Doctor Andrew Cappuccino, the Bills team orthopaedic surgeon, had said on Monday that Everett's chance of walking again are "very slim."
But according to Doctor Peter Ostrow, the medical reporter for WIVB-TV, Cappuccino told him that Everett's prognosis has improved dramatically.
"We may be witnessing a minor miracle," Cappuccino was quoted as saying on the station's web site.
According to the report, Everett was able to voluntarily move his arms and legs - a marked improvement in his condition.
Cappuccino also noted that the MRI scan taken after the surgery showed only a small amount of swelling in the spinal cord - both positive signs.
The 25-year-old had four-hour emergency neck surgery at Millard Fillmore Gates Hospital on Sunday.
Everett was injured on the second-half kick-off in Sunday's season opener after colliding with Denver Broncos returner Domenik Hixon.
Meanwhile, Everett's mother Patricia Dugas thanked the team and its fans for their support after her son suffered what had been described as a life-threatening injury.
"On behalf of my son and our entire family I want to thank the fans and everyone for their prayers, warm wishes and general thoughts about Kevin," she said.
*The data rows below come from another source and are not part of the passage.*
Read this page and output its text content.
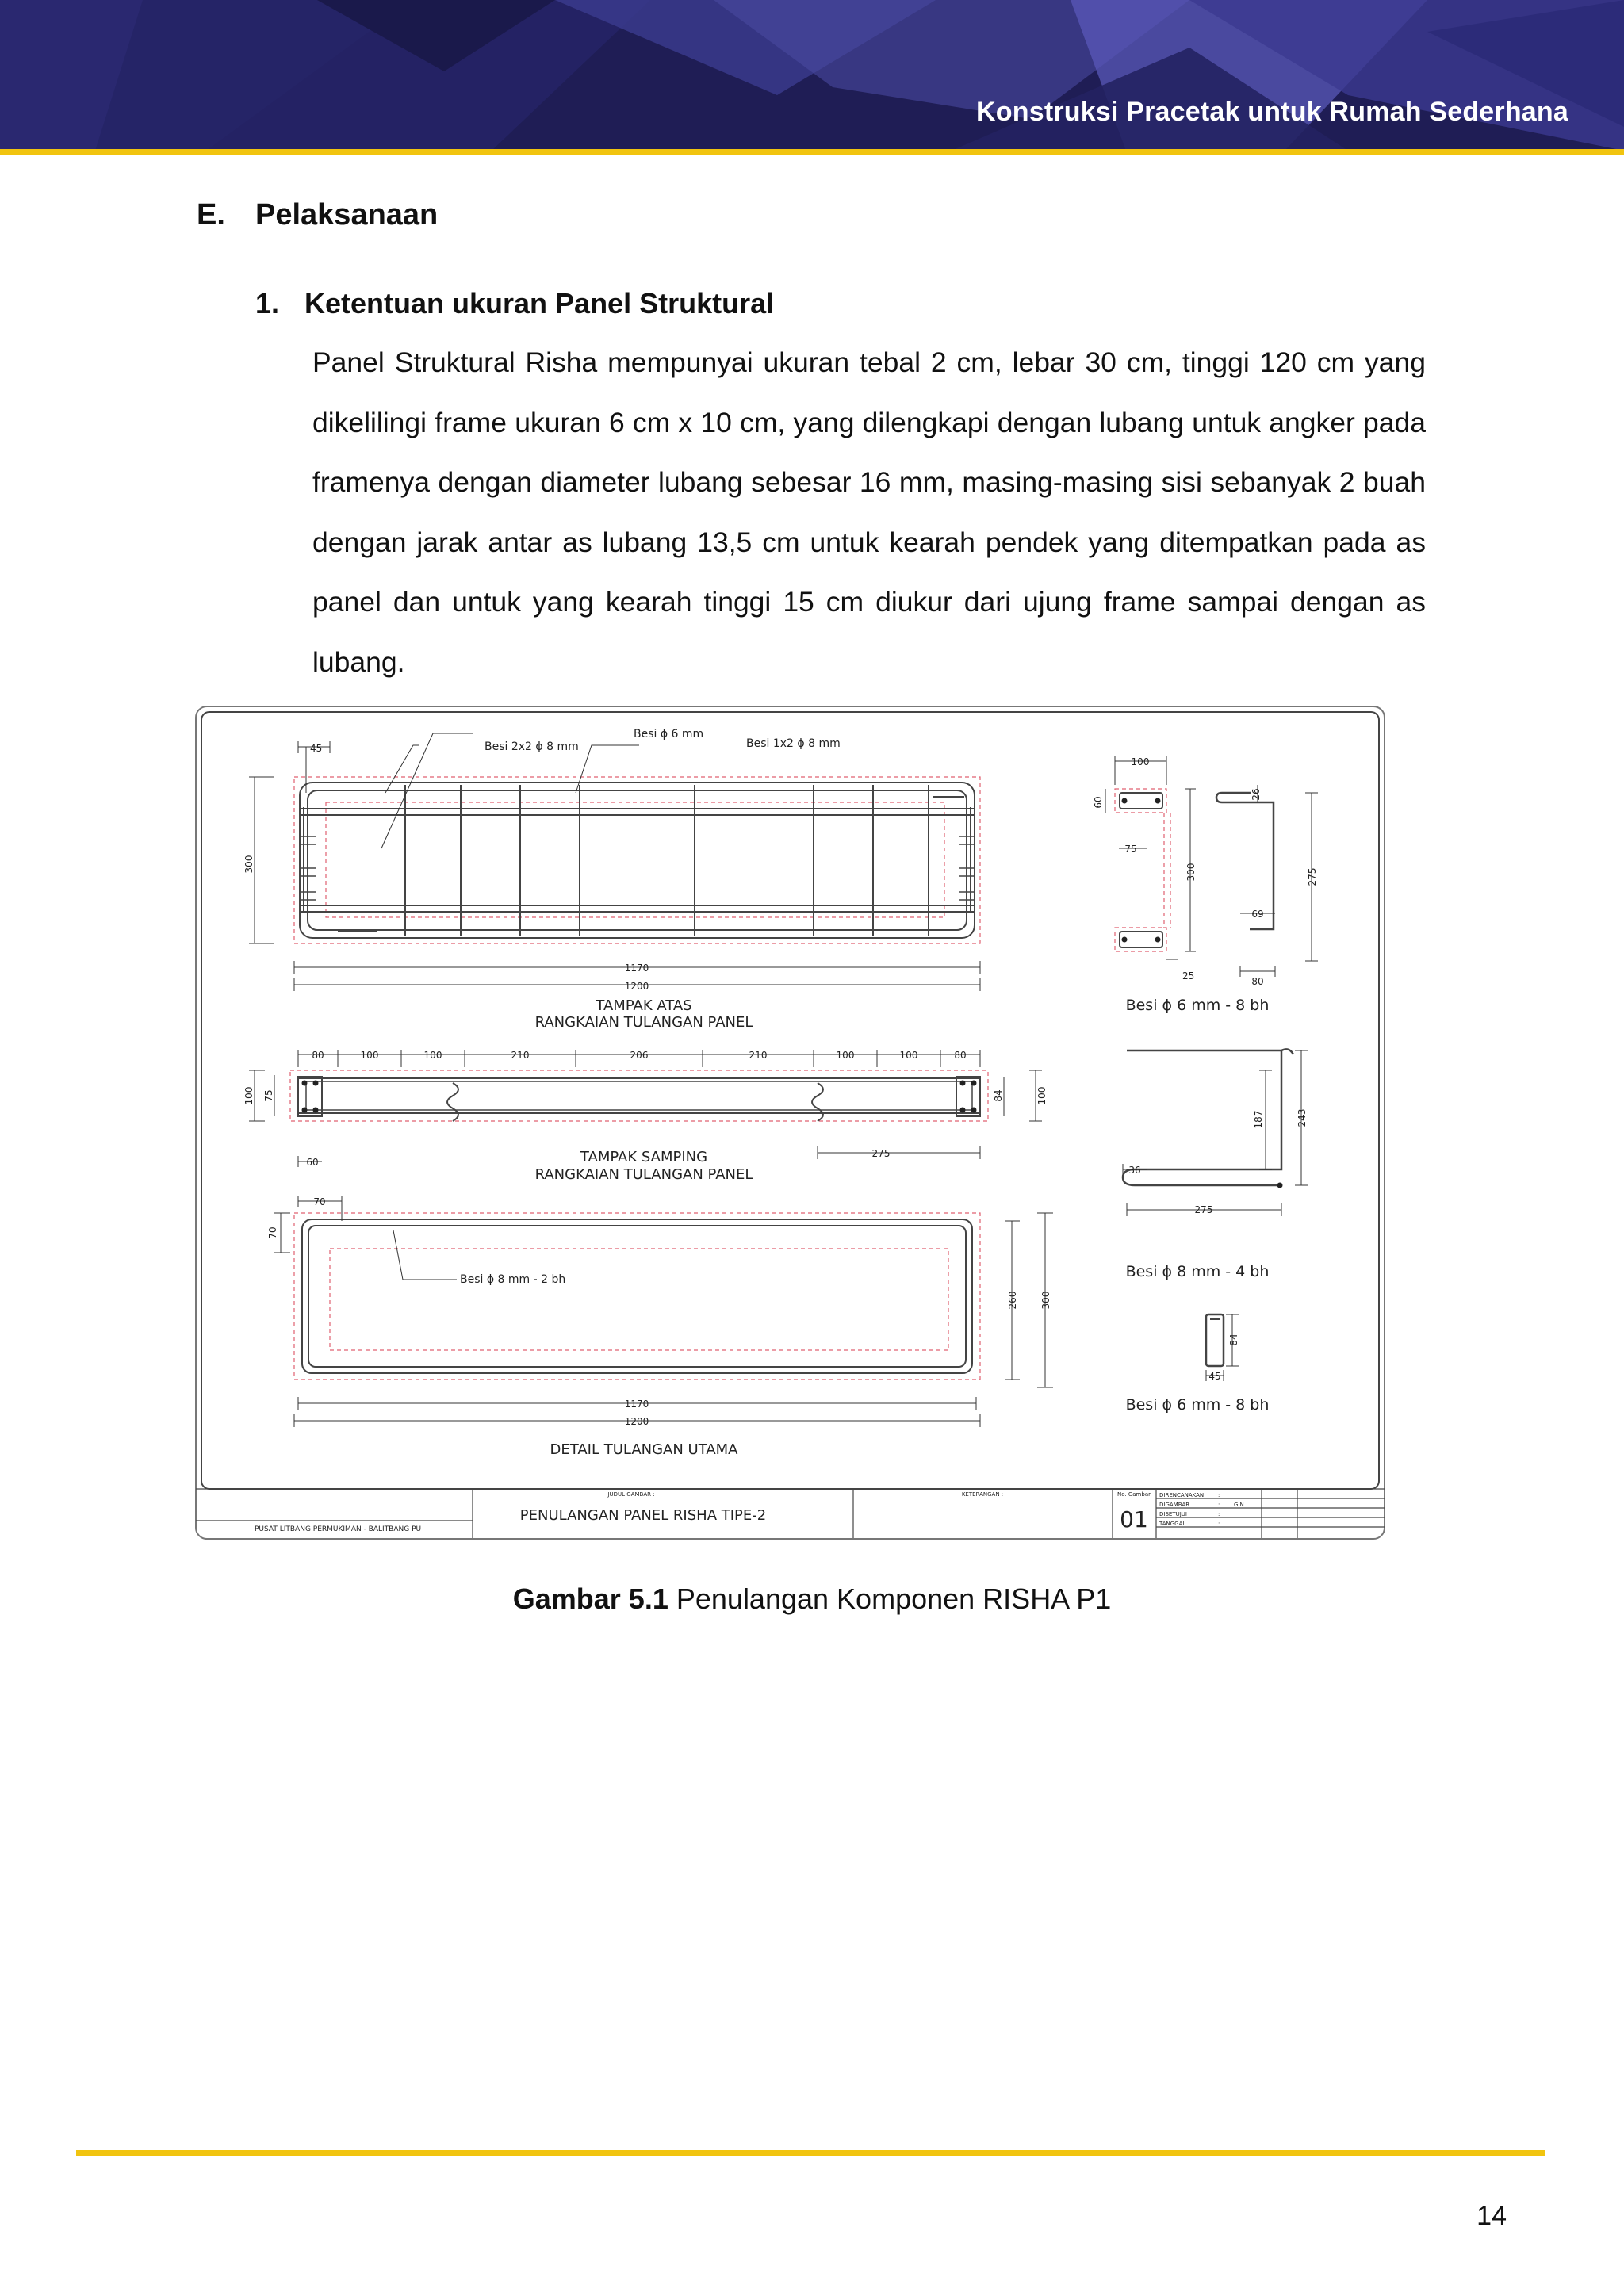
Konstruksi Pracetak untuk Rumah Sederhana
E. Pelaksanaan
1. Ketentuan ukuran Panel Struktural
Panel Struktural Risha mempunyai ukuran tebal 2 cm, lebar 30 cm, tinggi 120 cm yang dikelilingi frame ukuran 6 cm x 10 cm, yang dilengkapi dengan lubang untuk angker pada framenya dengan diameter lubang sebesar 16 mm, masing-masing sisi sebanyak 2 buah dengan jarak antar as lubang 13,5 cm untuk kearah pendek yang ditempatkan pada as panel dan untuk yang kearah tinggi 15 cm diukur dari ujung frame sampai dengan as lubang.
45
300
1170
1200
Besi 2x2 ϕ 8 mm
Besi ϕ 6 mm
Besi 1x2 ϕ 8 mm
TAMPAK ATAS
RANGKAIAN TULANGAN PANEL
80	100	100	210	206	210	100	100	80
100 75	84	100
60
275
TAMPAK SAMPING
RANGKAIAN TULANGAN PANEL
70
70
Besi ϕ 8 mm - 2 bh
260 300
1170
1200
DETAIL TULANGAN UTAMA
100
60
75
300
25
26
275
69
80
Besi ϕ 6 mm - 8 bh
187	243
36
275
Besi ϕ 8 mm - 4 bh
84
45
Besi ϕ 6 mm - 8 bh
PUSAT LITBANG PERMUKIMAN - BALITBANG PU
JUDUL GAMBAR :
PENULANGAN PANEL RISHA TIPE-2
KETERANGAN :	No. Gambar
01
DIRENCANAKAN	:
DIGAMBAR	:	GIN
DISETUJUI	:
TANGGAL	:
Gambar 5.1 Penulangan Komponen RISHA P1
14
"I especially want to thank the hospital staff and the Bills organisation for their tremendous support during this difficult and challenging time. I would ask for everyone to continue to keep Kevin in their prayers."
Everett remains in the intensive care unit, where he is under sedation and breathing through a respirator as doctors wait for the swelling to lessen.
Cappuccino had said on Monday that it will take up to three days to determine the severity of the injury and the recovery process.
During the extensive surgery, Cappuccino repaired a break between the third and fourth vertebrae and also alleviated the pressure on the spinal cord.
To reconfigure Everett's spine, doctors also carried out a bone graft and inserted a cage and a plate, held in by four screws, and inserted two small rods that are held in place by another four screws.